There is also an unusually high number of new records throughout the book or an unfortunate bit of confusion. “New” vs. “updated’ records seem to mean the same thing. When you break a record, is it a new record or an updated record? Or is it a new record in the book? If so, what happened to all those “old” records from the previous book? Are those no longer valid? When you buy a Guinness book of records, you expect to have the definitive resource of world records, not a sampling of the questionable highlights. Even the many included Firsts (“First point ‘n’ click game to use character scaling” – The Secret of Monkey Island) are not quite world records but instead just very notable facts.

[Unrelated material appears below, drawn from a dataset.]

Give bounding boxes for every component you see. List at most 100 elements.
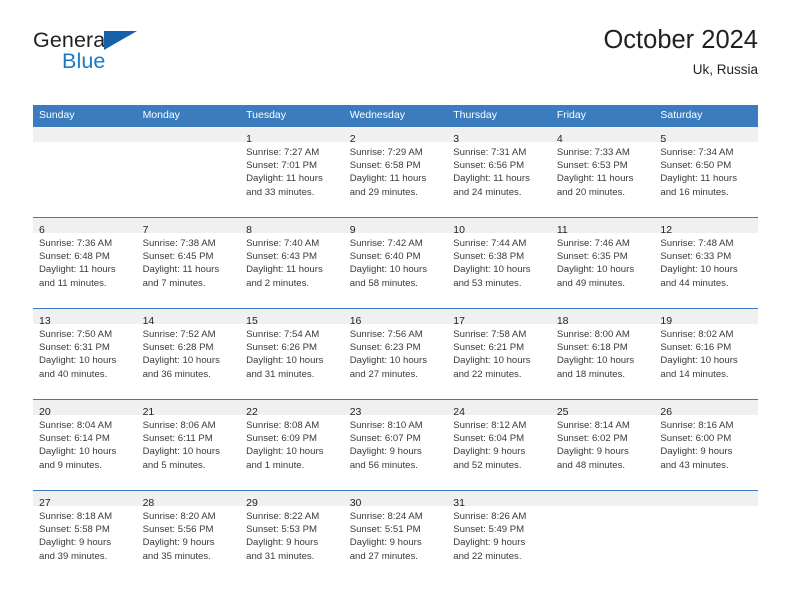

Then there are the stupid mistakes. The “Hardware – History of Gaming: 1889-1979″ section, for example, shows various game systems from that era, including what is supposed to be the Atari VCS (Video Computer System, aka Atari 2600) released in 1977. Instead, the image in the book is of a clearly labeled Atari Flashback 2 released in 2005. As for Apple, you’ll find hardly an entry save the iPhone.
Fun vs. Facts
Although I’m being rather harsh, I do like this book as a causal read. I enjoy browsing through it and find it fun to discover a new tidbit of info that this aged gamer might have missed (or forgotten). Pretty much anyone who comes to my house and sees it lying around picks it up and happily browsed through it for quite a while. It has great nostalgic value, a lot of information and is nice to look at. I even prefer the thicker, grade-school text book cover stock of this book over the 2008 book’s thinner, bendy stock. The general enjoyment of the book, collection of trivia, page designs and improved paper stock does mean this books deserves a fairly favorable overall score.
However, I’m still not completely happy with the publication. This is not the collection of world records the name suggests and is filled with enough questionable material to disappoint a critical reader. Guinness should seriously consider finding a few better experts and renaming the book with a title more representative of the actual content such as Guinness’ Big Book of Game Firsts, Facts and a Few World Records.